The distribution of this document may, in certain jurisdictions, be restricted by local legislations. Persons into whose possession this document comes are required to inform themselves about and to observe any such potential local restrictions.

This announcement is not an advertisement and not a prospectus within the meaning of Regulation (EU) 2017/1129 of the European Parliament and of the Council of 14 June 2017 (the “Prospectus Regulation”).

This document does not constitute an offer to the public in France and the securities referred to in this document can only be offered or sold in France pursuant to article L. 411-2- of the French Monetary and Financial Code to qualified investors (investisseurs qualifiés) as defined in article 2(e) of the Prospectus Regulation.

With respect to the member States of the European Economic Area, no action has been undertaken or will be undertaken to make an offer to the public of the securities referred to herein requiring a publication of a prospectus in any relevant member State. As a result, the securities may not and will not be offered in any relevant member State except in accordance with the exemptions set forth in Article 1(4) of the Prospectus Regulation or under any other circumstances which do not require the publication by the Company of a prospectus pursuant to Article 3 of the Prospectus Regulation and/or to applicable regulations of that relevant member State.

This document is only being distributed to, and is only directed at, persons in the United Kingdom that (i) are “investment professionals” (people with professional investment experience) falling within Article 19(5) of the Financial Services and Markets Act 2000 (Financial Promotion) Order 2005 (as amended, the “Order”), (ii) are persons falling within Article 49(2)(a) to (d) (“high net worth companies, unincorporated associations, etc.”) of the Order, or (iii) are persons to whom an invitation or inducement to engage in investment activity (within the meaning of Article 21 of the Financial Services and Markets Act 2000) in connection with the issue or sale of any securities may otherwise lawfully be communicated or caused to be communicated (all such persons together being referred to as “Relevant Persons”). This document is directed only at Relevant Persons and must not be acted on or relied on by persons who are not Relevant Persons. Any investment or investment activity to which this document relates is available only to Relevant Persons and will be engaged in only with Relevant Persons.

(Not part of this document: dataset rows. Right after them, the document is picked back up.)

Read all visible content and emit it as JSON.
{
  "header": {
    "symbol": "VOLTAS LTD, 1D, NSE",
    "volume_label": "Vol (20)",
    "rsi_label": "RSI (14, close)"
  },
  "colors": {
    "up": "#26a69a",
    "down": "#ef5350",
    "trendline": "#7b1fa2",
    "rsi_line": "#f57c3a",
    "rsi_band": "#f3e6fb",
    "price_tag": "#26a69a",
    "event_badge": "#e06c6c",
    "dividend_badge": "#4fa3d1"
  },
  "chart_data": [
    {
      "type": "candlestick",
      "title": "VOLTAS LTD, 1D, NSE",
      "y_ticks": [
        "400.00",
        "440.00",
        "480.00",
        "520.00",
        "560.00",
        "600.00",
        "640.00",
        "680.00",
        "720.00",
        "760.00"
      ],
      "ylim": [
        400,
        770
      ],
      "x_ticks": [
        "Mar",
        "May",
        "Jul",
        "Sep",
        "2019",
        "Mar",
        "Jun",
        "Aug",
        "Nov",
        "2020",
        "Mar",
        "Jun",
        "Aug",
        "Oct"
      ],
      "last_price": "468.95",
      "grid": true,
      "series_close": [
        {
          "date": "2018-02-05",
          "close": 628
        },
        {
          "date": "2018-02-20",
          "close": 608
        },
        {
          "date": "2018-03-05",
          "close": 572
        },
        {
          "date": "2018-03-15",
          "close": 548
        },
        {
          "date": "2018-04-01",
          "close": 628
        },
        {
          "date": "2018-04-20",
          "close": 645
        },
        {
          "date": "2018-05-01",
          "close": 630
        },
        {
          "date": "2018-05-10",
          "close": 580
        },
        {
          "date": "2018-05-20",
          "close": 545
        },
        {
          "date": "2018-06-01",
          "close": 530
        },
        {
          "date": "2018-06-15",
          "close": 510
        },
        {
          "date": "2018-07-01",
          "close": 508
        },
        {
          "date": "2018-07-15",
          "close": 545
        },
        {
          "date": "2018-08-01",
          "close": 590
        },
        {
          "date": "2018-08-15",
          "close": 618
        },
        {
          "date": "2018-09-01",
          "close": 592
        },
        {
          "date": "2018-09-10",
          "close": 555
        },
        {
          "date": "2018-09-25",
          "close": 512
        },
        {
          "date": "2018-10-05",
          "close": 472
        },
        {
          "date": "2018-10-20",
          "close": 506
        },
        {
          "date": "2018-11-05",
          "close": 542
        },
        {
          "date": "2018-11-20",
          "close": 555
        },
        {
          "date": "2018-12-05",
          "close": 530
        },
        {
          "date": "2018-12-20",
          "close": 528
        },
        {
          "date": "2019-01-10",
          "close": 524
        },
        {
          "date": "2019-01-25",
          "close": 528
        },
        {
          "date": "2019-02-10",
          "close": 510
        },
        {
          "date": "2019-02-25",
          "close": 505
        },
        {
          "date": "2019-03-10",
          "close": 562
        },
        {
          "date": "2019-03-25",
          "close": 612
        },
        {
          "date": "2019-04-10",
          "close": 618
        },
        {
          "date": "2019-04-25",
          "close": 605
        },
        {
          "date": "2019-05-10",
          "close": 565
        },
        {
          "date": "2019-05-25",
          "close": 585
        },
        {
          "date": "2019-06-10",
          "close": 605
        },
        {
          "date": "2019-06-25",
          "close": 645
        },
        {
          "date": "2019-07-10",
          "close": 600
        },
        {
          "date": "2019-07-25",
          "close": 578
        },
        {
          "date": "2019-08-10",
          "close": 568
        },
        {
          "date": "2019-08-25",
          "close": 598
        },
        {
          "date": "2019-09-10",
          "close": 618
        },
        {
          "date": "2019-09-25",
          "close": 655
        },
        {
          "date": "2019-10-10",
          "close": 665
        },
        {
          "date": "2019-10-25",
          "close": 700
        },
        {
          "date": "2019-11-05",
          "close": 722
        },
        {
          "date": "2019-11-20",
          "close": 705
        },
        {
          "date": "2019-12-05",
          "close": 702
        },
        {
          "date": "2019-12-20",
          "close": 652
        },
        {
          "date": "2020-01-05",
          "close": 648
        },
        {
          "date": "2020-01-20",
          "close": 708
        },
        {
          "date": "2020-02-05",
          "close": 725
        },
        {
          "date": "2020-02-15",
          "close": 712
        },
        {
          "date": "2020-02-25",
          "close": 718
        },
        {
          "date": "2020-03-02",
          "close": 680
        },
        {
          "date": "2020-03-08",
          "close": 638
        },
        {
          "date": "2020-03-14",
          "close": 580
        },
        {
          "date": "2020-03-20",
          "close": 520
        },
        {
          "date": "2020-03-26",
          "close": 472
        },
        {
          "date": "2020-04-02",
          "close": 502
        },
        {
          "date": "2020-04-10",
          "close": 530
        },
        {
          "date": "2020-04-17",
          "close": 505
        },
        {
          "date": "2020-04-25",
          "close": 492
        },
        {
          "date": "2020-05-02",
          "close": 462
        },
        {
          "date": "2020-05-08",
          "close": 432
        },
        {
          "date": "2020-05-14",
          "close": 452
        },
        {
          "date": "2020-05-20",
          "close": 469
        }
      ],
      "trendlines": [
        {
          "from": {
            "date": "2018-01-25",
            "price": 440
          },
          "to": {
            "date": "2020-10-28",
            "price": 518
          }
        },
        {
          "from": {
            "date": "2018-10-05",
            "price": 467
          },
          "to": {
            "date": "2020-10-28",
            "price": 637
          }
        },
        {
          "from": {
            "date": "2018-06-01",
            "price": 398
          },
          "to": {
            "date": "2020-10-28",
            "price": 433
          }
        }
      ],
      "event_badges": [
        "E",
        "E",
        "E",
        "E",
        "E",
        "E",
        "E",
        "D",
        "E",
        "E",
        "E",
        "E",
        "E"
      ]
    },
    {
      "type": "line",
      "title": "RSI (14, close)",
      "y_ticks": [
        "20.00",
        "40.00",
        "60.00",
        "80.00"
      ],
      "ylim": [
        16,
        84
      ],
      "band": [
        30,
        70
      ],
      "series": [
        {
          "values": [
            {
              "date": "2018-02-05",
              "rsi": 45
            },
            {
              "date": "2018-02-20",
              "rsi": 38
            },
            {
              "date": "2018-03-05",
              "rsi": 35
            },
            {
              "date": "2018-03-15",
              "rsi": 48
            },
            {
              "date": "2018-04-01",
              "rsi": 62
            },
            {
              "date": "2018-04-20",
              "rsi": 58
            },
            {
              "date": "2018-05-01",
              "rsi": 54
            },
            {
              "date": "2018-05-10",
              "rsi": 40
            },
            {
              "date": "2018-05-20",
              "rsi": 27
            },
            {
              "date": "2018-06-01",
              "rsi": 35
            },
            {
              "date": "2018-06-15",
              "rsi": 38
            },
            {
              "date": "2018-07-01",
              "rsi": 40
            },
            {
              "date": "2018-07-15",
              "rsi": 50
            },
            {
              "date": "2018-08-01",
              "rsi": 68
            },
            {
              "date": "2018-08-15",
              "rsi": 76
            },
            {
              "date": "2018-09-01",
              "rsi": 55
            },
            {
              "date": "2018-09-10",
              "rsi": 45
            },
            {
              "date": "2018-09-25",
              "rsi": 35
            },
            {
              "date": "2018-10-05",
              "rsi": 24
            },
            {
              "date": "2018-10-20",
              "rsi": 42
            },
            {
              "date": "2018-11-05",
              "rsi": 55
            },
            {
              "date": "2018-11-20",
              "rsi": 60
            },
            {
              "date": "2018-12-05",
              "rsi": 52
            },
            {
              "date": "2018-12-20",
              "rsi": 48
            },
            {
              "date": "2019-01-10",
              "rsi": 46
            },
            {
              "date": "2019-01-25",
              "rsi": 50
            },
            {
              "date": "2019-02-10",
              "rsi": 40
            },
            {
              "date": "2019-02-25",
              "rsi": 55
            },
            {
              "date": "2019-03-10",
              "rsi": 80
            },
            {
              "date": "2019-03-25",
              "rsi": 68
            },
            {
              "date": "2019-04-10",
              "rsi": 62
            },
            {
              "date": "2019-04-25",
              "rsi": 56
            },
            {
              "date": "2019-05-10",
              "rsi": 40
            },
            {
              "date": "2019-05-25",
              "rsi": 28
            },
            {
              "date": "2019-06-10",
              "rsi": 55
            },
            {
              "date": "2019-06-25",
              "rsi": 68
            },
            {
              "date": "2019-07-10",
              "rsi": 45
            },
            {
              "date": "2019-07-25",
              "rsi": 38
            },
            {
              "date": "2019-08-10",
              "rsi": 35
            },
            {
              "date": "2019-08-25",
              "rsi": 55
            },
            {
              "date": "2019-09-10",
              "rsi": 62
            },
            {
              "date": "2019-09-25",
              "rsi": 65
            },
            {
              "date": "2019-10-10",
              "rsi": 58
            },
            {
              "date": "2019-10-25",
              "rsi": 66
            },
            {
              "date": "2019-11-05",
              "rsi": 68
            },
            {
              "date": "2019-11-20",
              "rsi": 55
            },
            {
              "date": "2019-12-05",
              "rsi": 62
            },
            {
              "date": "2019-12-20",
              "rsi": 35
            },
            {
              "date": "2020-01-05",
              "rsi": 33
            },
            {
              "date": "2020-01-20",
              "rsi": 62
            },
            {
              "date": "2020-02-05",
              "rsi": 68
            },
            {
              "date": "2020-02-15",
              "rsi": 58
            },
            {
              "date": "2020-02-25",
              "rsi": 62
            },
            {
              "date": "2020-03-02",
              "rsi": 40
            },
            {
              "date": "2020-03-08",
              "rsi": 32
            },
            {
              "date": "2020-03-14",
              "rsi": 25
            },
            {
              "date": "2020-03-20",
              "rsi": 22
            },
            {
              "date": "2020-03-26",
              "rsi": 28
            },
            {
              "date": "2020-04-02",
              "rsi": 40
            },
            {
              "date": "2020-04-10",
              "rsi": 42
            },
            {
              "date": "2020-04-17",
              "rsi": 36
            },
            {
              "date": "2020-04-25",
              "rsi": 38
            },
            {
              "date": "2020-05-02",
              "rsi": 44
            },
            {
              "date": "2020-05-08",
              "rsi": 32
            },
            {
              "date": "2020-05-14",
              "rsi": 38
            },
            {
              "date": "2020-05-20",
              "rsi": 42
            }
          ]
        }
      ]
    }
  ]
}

This document does not constitute an offer of securities for sale nor the solicitation of an offer to purchase securities in the United States or any other jurisdiction where such offer may be restricted. The Company’s securities may not be offered or sold in the United States absent registration under the U.S. Securities Act of 1933, as amended (the “Securities Act”), or an applicable exemption from registration under the Securities Act.